The Asian Age (Inde et Royaume-Uni)
"Sea warning ignored"
Gulf News (Emirats arabes unis)
"Commandos free Mumbai"
The National (Emirats arabes unis)
"Welcome to the age of celebrity terrorism"
Les assaillants auraient suivi la couverture médiatique de leur assaut avec leurs Blackberry, un téléphone portable qui donne accès à Internet notamment. Ils suivaient les médias britanniques et, selon l’article, nous sommes entrés dans l’ère du "terrorisme célébrité". Ils auraient été motivés pour poursuivre leur attaque par l’ampleur de la couverture médiatique.
Le Journal du Dimanche (France)
"La carte mondiale des pays à risque"
La carte nous indique les zones où les risques d’attentat sont très élevés, il s’agit de l’Irak, du Pakistan et de la Somalie. L’Inde vient juste après avec un risque "élevé", comme l’Algérie, le Maroc, le Yémen et la Mauritanie. Le risque est "moyen" dans toute l’Afrique du Nord, le Moyen-Orient, la Colombie et le Pérou. Le risque est "modéré" en Europe et au nord des Etats-Unis.
La carte montre aussi six foyers de piraterie en Asie, en Afrique et dans le golfe du Mexique.
Une opération comme celle qui s'est produite à Bombay est peu probable à Paris, nous dit le "Journal du Dimanche". La ministre de l’Intérieur a demandé un plan d’action en cas d’attaque similaire, mais c’est à l’étranger que les Français pourraient être des cibles. En Afrique du Nord notamment, particulièrement au sSahel.
Des dizaines de milliers de touristes veulent rentrer chez eux, mais ils ne peuvent pas : les manifestants de l’opposition bloquent l’aéroport, depuis mardi ils sont coincés à Bangkok, et s’entassent dans le terminal. Selon le quotidien "Bangkok Post", des tentes ont été installées à l’extérieur de l’aéroport. Les touristes n’ont pas d’autre solution que de dormir sur les bancs de l’aéroport.

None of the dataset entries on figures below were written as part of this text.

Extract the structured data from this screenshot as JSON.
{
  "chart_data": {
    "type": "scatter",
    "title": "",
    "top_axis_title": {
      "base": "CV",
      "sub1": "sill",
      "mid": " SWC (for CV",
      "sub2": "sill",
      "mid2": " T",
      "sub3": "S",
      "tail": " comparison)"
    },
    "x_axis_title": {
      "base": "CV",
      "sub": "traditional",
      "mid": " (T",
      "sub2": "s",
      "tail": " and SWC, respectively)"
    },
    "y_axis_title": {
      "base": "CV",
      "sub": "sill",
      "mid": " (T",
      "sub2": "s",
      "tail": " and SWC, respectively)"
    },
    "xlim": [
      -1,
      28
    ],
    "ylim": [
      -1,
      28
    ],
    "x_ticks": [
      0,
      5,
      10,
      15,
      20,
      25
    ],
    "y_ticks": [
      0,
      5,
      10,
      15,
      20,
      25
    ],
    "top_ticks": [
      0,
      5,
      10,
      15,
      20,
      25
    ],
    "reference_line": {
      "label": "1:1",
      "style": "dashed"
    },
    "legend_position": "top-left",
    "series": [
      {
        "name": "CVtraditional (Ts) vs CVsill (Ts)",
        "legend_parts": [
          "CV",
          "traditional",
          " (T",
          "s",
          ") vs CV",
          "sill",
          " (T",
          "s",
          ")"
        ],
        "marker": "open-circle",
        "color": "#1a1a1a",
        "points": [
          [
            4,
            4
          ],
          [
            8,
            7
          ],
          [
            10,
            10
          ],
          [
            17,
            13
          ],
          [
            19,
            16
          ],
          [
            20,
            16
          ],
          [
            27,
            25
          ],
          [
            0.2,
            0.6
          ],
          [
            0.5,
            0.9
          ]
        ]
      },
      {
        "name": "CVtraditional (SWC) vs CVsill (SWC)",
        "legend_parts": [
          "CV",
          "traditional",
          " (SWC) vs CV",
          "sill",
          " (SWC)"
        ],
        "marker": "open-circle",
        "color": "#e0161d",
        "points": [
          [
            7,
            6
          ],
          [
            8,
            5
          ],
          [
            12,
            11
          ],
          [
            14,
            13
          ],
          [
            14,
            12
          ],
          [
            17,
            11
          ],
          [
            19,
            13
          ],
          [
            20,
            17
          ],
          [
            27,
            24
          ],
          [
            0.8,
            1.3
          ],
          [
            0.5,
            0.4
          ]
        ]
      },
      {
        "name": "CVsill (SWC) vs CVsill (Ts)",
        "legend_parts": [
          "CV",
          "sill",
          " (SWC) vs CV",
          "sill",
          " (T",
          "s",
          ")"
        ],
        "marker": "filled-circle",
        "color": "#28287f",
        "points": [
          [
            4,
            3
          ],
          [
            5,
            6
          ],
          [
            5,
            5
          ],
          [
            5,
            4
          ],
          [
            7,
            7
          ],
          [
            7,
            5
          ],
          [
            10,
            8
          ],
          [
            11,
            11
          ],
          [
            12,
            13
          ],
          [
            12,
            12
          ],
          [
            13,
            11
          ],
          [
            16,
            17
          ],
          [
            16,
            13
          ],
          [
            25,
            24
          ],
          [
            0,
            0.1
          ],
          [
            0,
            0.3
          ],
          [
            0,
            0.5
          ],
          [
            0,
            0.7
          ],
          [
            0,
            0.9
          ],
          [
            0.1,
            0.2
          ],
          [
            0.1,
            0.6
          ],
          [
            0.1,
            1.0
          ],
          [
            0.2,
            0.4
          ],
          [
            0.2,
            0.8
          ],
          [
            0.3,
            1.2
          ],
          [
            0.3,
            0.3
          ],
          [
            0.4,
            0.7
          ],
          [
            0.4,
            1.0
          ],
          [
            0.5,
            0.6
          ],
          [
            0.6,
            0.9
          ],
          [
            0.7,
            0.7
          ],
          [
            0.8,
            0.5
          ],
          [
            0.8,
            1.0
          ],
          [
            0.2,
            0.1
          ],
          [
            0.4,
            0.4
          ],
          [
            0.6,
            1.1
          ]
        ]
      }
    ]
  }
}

La Grande-Bretagne est aussi touchée par la crise et les princes William et Harry pourraient bien annuler les traditionnelles vacances de noël avec leur père, le prince Charles. Ils allaient faire du ski en Suisse. On ne sait pas qui leur a demandé de faire profil bas, mais ils auraient été découragés de dépenser trop, comme pour aller en boîte de nuit par exemple. Ils auraient au contraire été encouragés à faire du bénévolat.